Abstract:Sparse data are common. The traditional ``handcrafted'' features are often sparse. Embedding vectors from trained models can also be very sparse, for example, embeddings trained via the ``ReLu'' activation function. In this paper, we report our exploration of efficient search in sparse data with graph-based ANN algorithms (e.g., HNSW, or SONG which is the GPU version of HNSW), which are popular in industrial practice, e.g., search and ads (advertising). We experiment with the proprietary ads targeting application, as well as benchmark public datasets. For ads targeting, we train embeddings with the standard ``cosine two-tower'' model and we also develop the ``chi-square two-tower'' model. Both models produce (highly) sparse embeddings when they are integrated with the ``ReLu'' activation function. In EBR (embedding-based retrieval) applications, after we the embeddings are trained, the next crucial task is the approximate near neighbor (ANN) search for serving. While there are many ANN algorithms we can choose from, in this study, we focus on the graph-based ANN algorithm (e.g., HNSW-type). Sparse embeddings should help improve the efficiency of EBR. One benefit is the reduced memory cost for the embeddings. The other obvious benefit is the reduced computational time for evaluating similarities, because, for graph-based ANN algorithms such as HNSW, computing similarities is often the dominating cost.
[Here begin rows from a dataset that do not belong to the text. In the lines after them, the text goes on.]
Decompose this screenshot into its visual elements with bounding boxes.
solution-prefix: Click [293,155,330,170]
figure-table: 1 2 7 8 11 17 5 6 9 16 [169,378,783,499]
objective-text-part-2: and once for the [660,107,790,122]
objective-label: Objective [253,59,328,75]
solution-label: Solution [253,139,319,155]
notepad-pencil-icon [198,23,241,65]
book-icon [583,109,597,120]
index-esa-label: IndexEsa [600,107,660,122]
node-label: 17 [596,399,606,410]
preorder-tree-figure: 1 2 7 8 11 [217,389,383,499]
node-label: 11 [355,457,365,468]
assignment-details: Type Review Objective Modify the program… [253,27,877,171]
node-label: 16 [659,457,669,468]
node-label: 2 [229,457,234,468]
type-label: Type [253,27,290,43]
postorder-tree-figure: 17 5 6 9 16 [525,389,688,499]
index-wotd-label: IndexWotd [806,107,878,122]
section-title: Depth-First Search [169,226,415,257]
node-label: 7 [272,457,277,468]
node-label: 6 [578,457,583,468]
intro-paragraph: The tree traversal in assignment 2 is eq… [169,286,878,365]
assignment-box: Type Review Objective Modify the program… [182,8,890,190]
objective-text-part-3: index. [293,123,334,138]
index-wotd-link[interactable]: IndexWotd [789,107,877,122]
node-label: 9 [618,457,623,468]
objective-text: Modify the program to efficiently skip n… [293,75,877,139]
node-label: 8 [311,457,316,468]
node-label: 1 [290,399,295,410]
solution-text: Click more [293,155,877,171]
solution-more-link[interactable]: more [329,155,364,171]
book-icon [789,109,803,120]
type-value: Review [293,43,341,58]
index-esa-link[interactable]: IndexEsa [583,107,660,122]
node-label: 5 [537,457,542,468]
In addition to the effort on leveraging data sparsity for storage and computation, we also integrate ``sign cauchy random projections'' (SignCRP) to hash vectors to bits, to further reduce the memory cost and speed up the ANN search. In NIPS'13, SignCRP was proposed to hash the chi-square similarity, which is a well-adopted nonlinear kernel in NLP and computer vision. Therefore, the chi-square two-tower model, SignCRP, and HNSW are now tightly integrated.